After that bout, Fury probably has two more fights left, maybe more, but I think two is the number I am looking at currently. Joshua and Usyk. The curveball is with Wilder and Helenius now fighting for the number one spot for the WBC heavyweight title; Fury will either vacate or have to do something quickly. Still, as we have seen before, Fury is less interested in belts, as he is proud to go by the moniker of the lineal champion, something he basically made popular.
Photo by Mikey Williams/Top Rank Inc via Getty Images
In short, why do some fans hate Fury? He functions as a politician. In theory, a politician should represent our interests, but often they represent their own interest and just say stuff. Fury is in one of the most interesting divisions but is unfiltered and out, for one thing, being the best of his era. His means to getting there, whatever it takes. Though many fighters are like this, Fury’s demeanor, not sugarcoating things, has been such a stretch from other fighters it has created a disconnect. The problem for those fight fans is Fury is just a lot better than all the modern heavyweights of his era.

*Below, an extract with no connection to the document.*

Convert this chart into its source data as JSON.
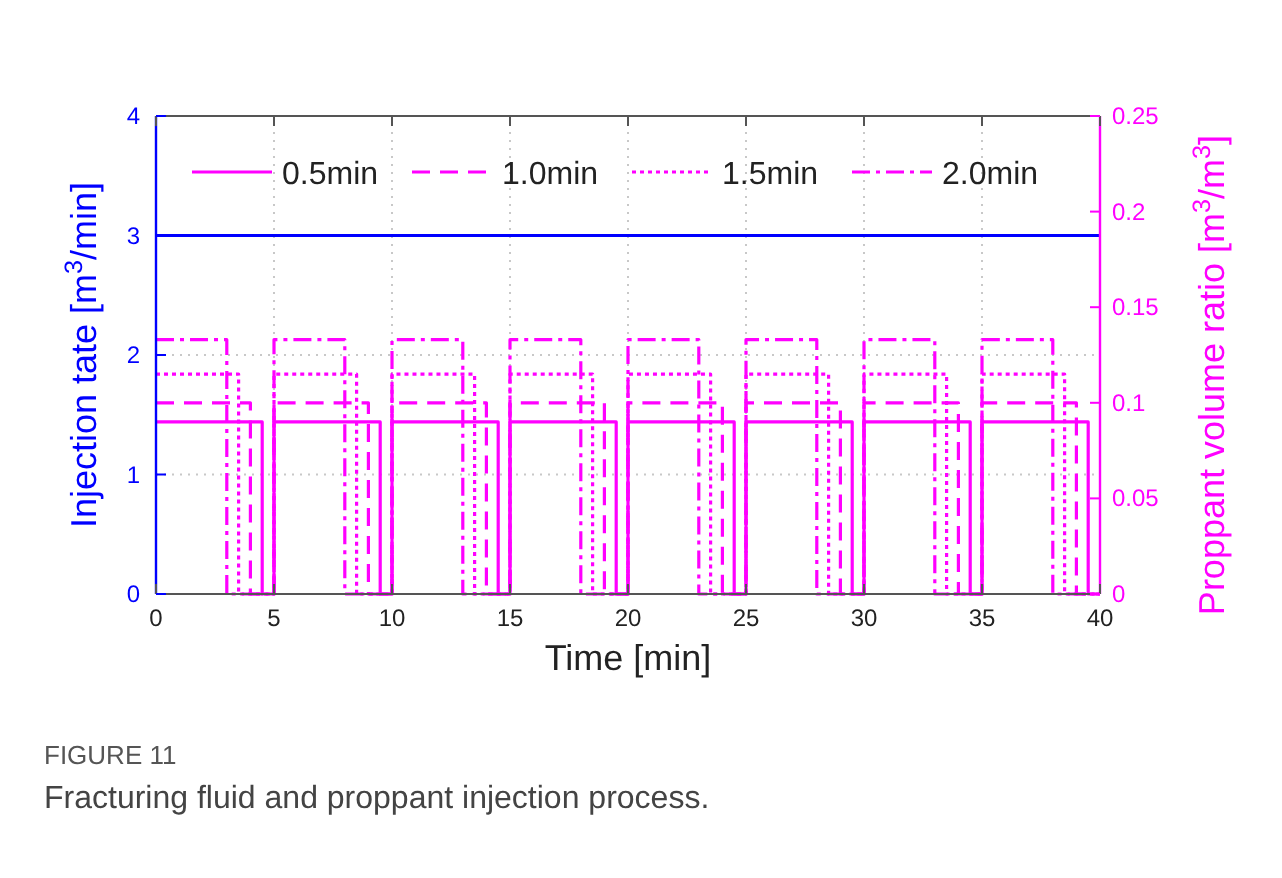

The only one with a reasonable claim is Usyk, but fears of his size linger in my head. Regardless, it is interesting seeing how one of the five best fighters in the world has a subsection of hardcore fight fans who have turned on him, despite a few major achievements from the opposite corner. The big thing now is we wait and see if Fury will fight Chisora. I wrote about Chisora a while back as he is a fun, British folk hero, but largely outgunned by Fury, especially at this point in his career. The fight would be more about the stuff they say than the actual fight.
Yet, Fury is at the point of just being a celebrity. This year has been a victory lap, defeating an unmatched Dillian Whyte, and if he returns on December 3rd, facing another opponent who will more than likely lose. I think Fury doesn’t hide his intentions; whereas others might go out of their way to sell you something, he is so straightforward it hurts him at times. Nonetheless, charting the end of the career of Tyson Fury is truly how I feel a lot of hardcore fight fans feel about boxing in the year 2022.